Renungan Pekan III Adventus, 13 Desember 2020
Oleh P Kons Beo, SVD
Bacaan I : Yesaya 61:1-2a.10-11
Bacaan II : 1Tesalonika 5:16-24
Injil :Yohanes 1:6-8.19-28
Saat Keselamatan semakin mendekat. Hati umat Allah ditandai dengan rasa suka cita yang berkobar-kobar. Demikianlah apa yang menjadi inti pewartaan yang dapat disimak dari Bacaan-Bacaan suci Pekan III masa Adventus ini. Tak ada alasan dalam diri umat Allah untuk bersedih hati di saat Keselamatan Tuhan itu sungguh semakin menyata. ‘Ada kabar baik bagi yang sengsara, yang remuk redam hati dirawat, yang tertawan akan tiba kisah pembebasan. Demikian pun yang terkurung dalam penjara segera menikmati kelepasan’ (cf Yes 61:1). Terdapat pula apa yang disebut Nabi Yesaya sebagai pengenaan jubah keselamatan dan selubungan kebenaran. Umat Allah memang mesti dilindungi dari segala kepalsuan dan tipu daya, yang bisa menjauhkan mereka dari kerinduan dan pengharapan yang pasti akan saat keselamatan yang segera hadir.

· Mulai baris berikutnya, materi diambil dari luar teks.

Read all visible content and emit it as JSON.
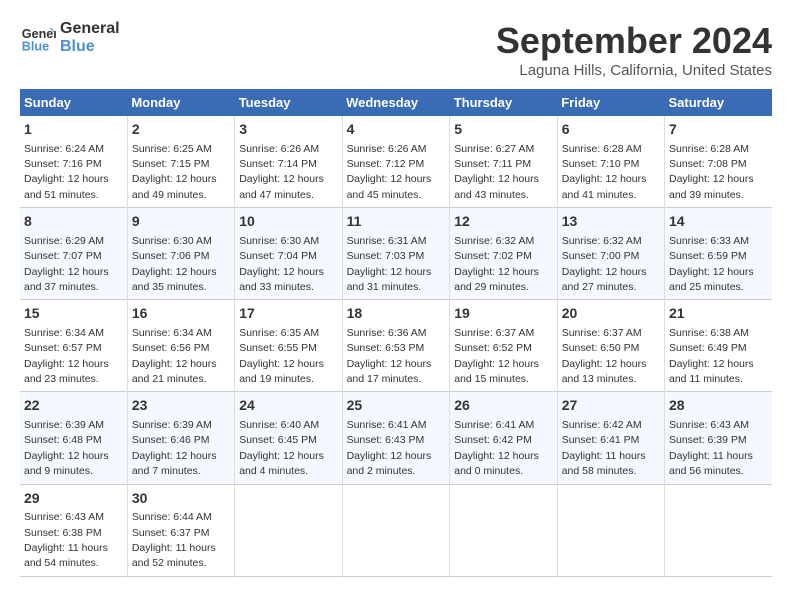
{
  "header": {
    "logo_line1": "General",
    "logo_line2": "Blue",
    "month_title": "September 2024",
    "location": "Laguna Hills, California, United States"
  },
  "days_of_week": [
    "Sunday",
    "Monday",
    "Tuesday",
    "Wednesday",
    "Thursday",
    "Friday",
    "Saturday"
  ],
  "weeks": [
    [
      {
        "day": "1",
        "sunrise": "6:24 AM",
        "sunset": "7:16 PM",
        "daylight": "12 hours and 51 minutes."
      },
      {
        "day": "2",
        "sunrise": "6:25 AM",
        "sunset": "7:15 PM",
        "daylight": "12 hours and 49 minutes."
      },
      {
        "day": "3",
        "sunrise": "6:26 AM",
        "sunset": "7:14 PM",
        "daylight": "12 hours and 47 minutes."
      },
      {
        "day": "4",
        "sunrise": "6:26 AM",
        "sunset": "7:12 PM",
        "daylight": "12 hours and 45 minutes."
      },
      {
        "day": "5",
        "sunrise": "6:27 AM",
        "sunset": "7:11 PM",
        "daylight": "12 hours and 43 minutes."
      },
      {
        "day": "6",
        "sunrise": "6:28 AM",
        "sunset": "7:10 PM",
        "daylight": "12 hours and 41 minutes."
      },
      {
        "day": "7",
        "sunrise": "6:28 AM",
        "sunset": "7:08 PM",
        "daylight": "12 hours and 39 minutes."
      }
    ],
    [
      {
        "day": "8",
        "sunrise": "6:29 AM",
        "sunset": "7:07 PM",
        "daylight": "12 hours and 37 minutes."
      },
      {
        "day": "9",
        "sunrise": "6:30 AM",
        "sunset": "7:06 PM",
        "daylight": "12 hours and 35 minutes."
      },
      {
        "day": "10",
        "sunrise": "6:30 AM",
        "sunset": "7:04 PM",
        "daylight": "12 hours and 33 minutes."
      },
      {
        "day": "11",
        "sunrise": "6:31 AM",
        "sunset": "7:03 PM",
        "daylight": "12 hours and 31 minutes."
      },
      {
        "day": "12",
        "sunrise": "6:32 AM",
        "sunset": "7:02 PM",
        "daylight": "12 hours and 29 minutes."
      },
      {
        "day": "13",
        "sunrise": "6:32 AM",
        "sunset": "7:00 PM",
        "daylight": "12 hours and 27 minutes."
      },
      {
        "day": "14",
        "sunrise": "6:33 AM",
        "sunset": "6:59 PM",
        "daylight": "12 hours and 25 minutes."
      }
    ],
    [
      {
        "day": "15",
        "sunrise": "6:34 AM",
        "sunset": "6:57 PM",
        "daylight": "12 hours and 23 minutes."
      },
      {
        "day": "16",
        "sunrise": "6:34 AM",
        "sunset": "6:56 PM",
        "daylight": "12 hours and 21 minutes."
      },
      {
        "day": "17",
        "sunrise": "6:35 AM",
        "sunset": "6:55 PM",
        "daylight": "12 hours and 19 minutes."
      },
      {
        "day": "18",
        "sunrise": "6:36 AM",
        "sunset": "6:53 PM",
        "daylight": "12 hours and 17 minutes."
      },
      {
        "day": "19",
        "sunrise": "6:37 AM",
        "sunset": "6:52 PM",
        "daylight": "12 hours and 15 minutes."
      },
      {
        "day": "20",
        "sunrise": "6:37 AM",
        "sunset": "6:50 PM",
        "daylight": "12 hours and 13 minutes."
      },
      {
        "day": "21",
        "sunrise": "6:38 AM",
        "sunset": "6:49 PM",
        "daylight": "12 hours and 11 minutes."
      }
    ],
    [
      {
        "day": "22",
        "sunrise": "6:39 AM",
        "sunset": "6:48 PM",
        "daylight": "12 hours and 9 minutes."
      },
      {
        "day": "23",
        "sunrise": "6:39 AM",
        "sunset": "6:46 PM",
        "daylight": "12 hours and 7 minutes."
      },
      {
        "day": "24",
        "sunrise": "6:40 AM",
        "sunset": "6:45 PM",
        "daylight": "12 hours and 4 minutes."
      },
      {
        "day": "25",
        "sunrise": "6:41 AM",
        "sunset": "6:43 PM",
        "daylight": "12 hours and 2 minutes."
      },
      {
        "day": "26",
        "sunrise": "6:41 AM",
        "sunset": "6:42 PM",
        "daylight": "12 hours and 0 minutes."
      },
      {
        "day": "27",
        "sunrise": "6:42 AM",
        "sunset": "6:41 PM",
        "daylight": "11 hours and 58 minutes."
      },
      {
        "day": "28",
        "sunrise": "6:43 AM",
        "sunset": "6:39 PM",
        "daylight": "11 hours and 56 minutes."
      }
    ],
    [
      {
        "day": "29",
        "sunrise": "6:43 AM",
        "sunset": "6:38 PM",
        "daylight": "11 hours and 54 minutes."
      },
      {
        "day": "30",
        "sunrise": "6:44 AM",
        "sunset": "6:37 PM",
        "daylight": "11 hours and 52 minutes."
      },
      null,
      null,
      null,
      null,
      null
    ]
  ],
  "labels": {
    "sunrise": "Sunrise:",
    "sunset": "Sunset:",
    "daylight": "Daylight:"
  }
}
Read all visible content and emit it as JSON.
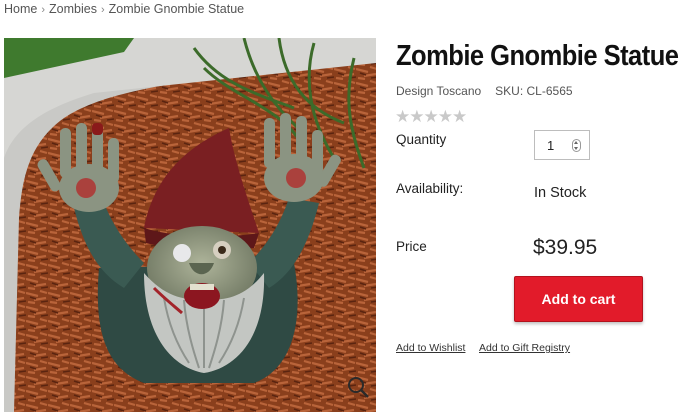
{
  "breadcrumb": {
    "items": [
      "Home",
      "Zombies",
      "Zombie Gnombie Statue"
    ],
    "separator": "›"
  },
  "product": {
    "title": "Zombie Gnombie Statue",
    "brand": "Design Toscano",
    "sku": "SKU: CL-6565",
    "rating_stars": "★★★★★",
    "rating_value": 0,
    "image_alt_icon": "zombie-gnome-statue-photo"
  },
  "purchase": {
    "quantity_label": "Quantity",
    "quantity_value": "1",
    "availability_label": "Availability:",
    "availability_value": "In Stock",
    "price_label": "Price",
    "price_value": "$39.95",
    "add_to_cart_label": "Add to cart"
  },
  "links": {
    "wishlist": "Add to Wishlist",
    "gift_registry": "Add to Gift Registry"
  },
  "colors": {
    "accent": "#e21b2a",
    "star_empty": "#c9c9c9"
  }
}
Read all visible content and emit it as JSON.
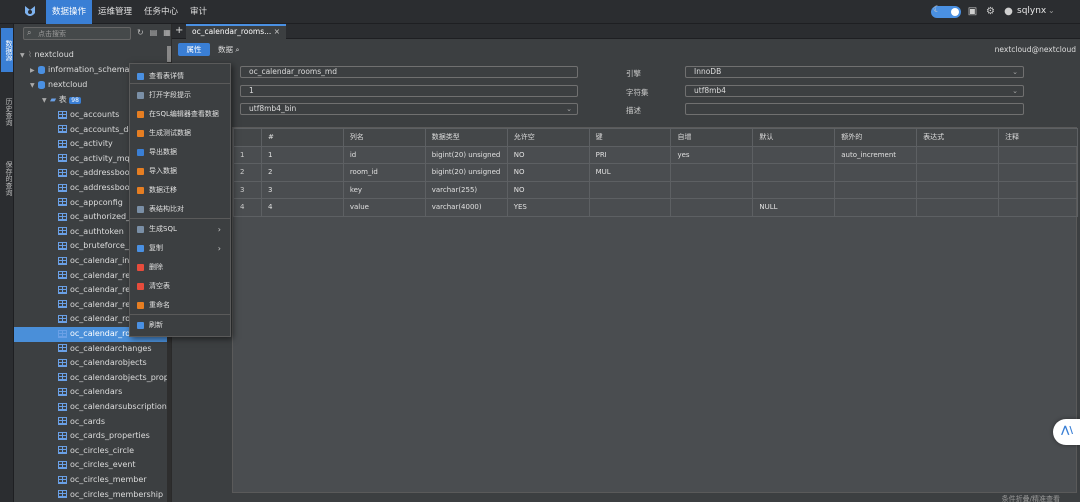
{
  "nav": {
    "items": [
      "数据操作",
      "运维管理",
      "任务中心",
      "审计"
    ],
    "active": 0
  },
  "topright": {
    "user": "sqlynx"
  },
  "rail": {
    "items": [
      "数据源",
      "历史查询",
      "保存的查询"
    ]
  },
  "tree": {
    "search_placeholder": "点击搜索",
    "root": "nextcloud",
    "schema": "information_schema",
    "db": "nextcloud",
    "folder": "表",
    "folder_count": "98",
    "tables": [
      "oc_accounts",
      "oc_accounts_dat",
      "oc_activity",
      "oc_activity_mq",
      "oc_addressbook",
      "oc_addressbook",
      "oc_appconfig",
      "oc_authorized_g",
      "oc_authtoken",
      "oc_bruteforce_at",
      "oc_calendar_invit",
      "oc_calendar_rem",
      "oc_calendar_resc",
      "oc_calendar_resc",
      "oc_calendar_roor",
      "oc_calendar_roo",
      "oc_calendarchanges",
      "oc_calendarobjects",
      "oc_calendarobjects_props",
      "oc_calendars",
      "oc_calendarsubscriptions",
      "oc_cards",
      "oc_cards_properties",
      "oc_circles_circle",
      "oc_circles_event",
      "oc_circles_member",
      "oc_circles_membership"
    ],
    "selected_index": 15
  },
  "menu": {
    "items": [
      "查看表详情",
      "打开字段提示",
      "在SQL编辑器查看数据",
      "生成测试数据",
      "导出数据",
      "导入数据",
      "数据迁移",
      "表结构比对",
      "生成SQL",
      "复制",
      "删除",
      "清空表",
      "重命名",
      "刷新"
    ]
  },
  "tab": {
    "label": "oc_calendar_rooms..."
  },
  "subbar": {
    "attr_label": "属性",
    "data_label": "数据",
    "connection": "nextcloud@nextcloud"
  },
  "props": {
    "table_name": "oc_calendar_rooms_md",
    "auto_inc": "1",
    "collation": "utf8mb4_bin",
    "engine_label": "引擎",
    "engine": "InnoDB",
    "charset_label": "字符集",
    "charset": "utf8mb4",
    "desc_label": "描述",
    "desc": ""
  },
  "grid": {
    "headers": [
      "",
      "#",
      "列名",
      "数据类型",
      "允许空",
      "键",
      "自增",
      "默认",
      "额外的",
      "表达式",
      "注释"
    ],
    "rows": [
      [
        "1",
        "1",
        "id",
        "bigint(20) unsigned",
        "NO",
        "PRI",
        "yes",
        "",
        "auto_increment",
        "",
        ""
      ],
      [
        "2",
        "2",
        "room_id",
        "bigint(20) unsigned",
        "NO",
        "MUL",
        "",
        "",
        "",
        "",
        ""
      ],
      [
        "3",
        "3",
        "key",
        "varchar(255)",
        "NO",
        "",
        "",
        "",
        "",
        "",
        ""
      ],
      [
        "4",
        "4",
        "value",
        "varchar(4000)",
        "YES",
        "",
        "",
        "NULL",
        "",
        "",
        ""
      ]
    ]
  },
  "footer": {
    "text": "条件折叠/精准查看"
  },
  "colors": {
    "accent": "#3a7fd5",
    "bg": "#3c3f41",
    "bar": "#2b2d30"
  }
}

Rasul Paulus ingatkan kaum beriman komunitas Tesalonika akan sekian berartinya rasa sukacita itu. Tulisnya, “Saudara-saudara, bersukacitalah senantiasa” (1Tes 5:16)! Tetapi yang dimaksudkan Rasul Paulus adalah satu keadaan hati berkobar-kobar dalam Kristus. Keadaan hati seperti itu mesti melewati syarat-syarat mendasar. Rasul Paulus menggariskannya sebagai berikut (1Tes 5:16-22):
Tetap berdoa dan mengucap syukur dalam segala hal.
Jangan padamkan Roh.
Jangan anggap rendah nubuat-nubuat.
Ujilah segala sesuatu, dan peganglah yang baik.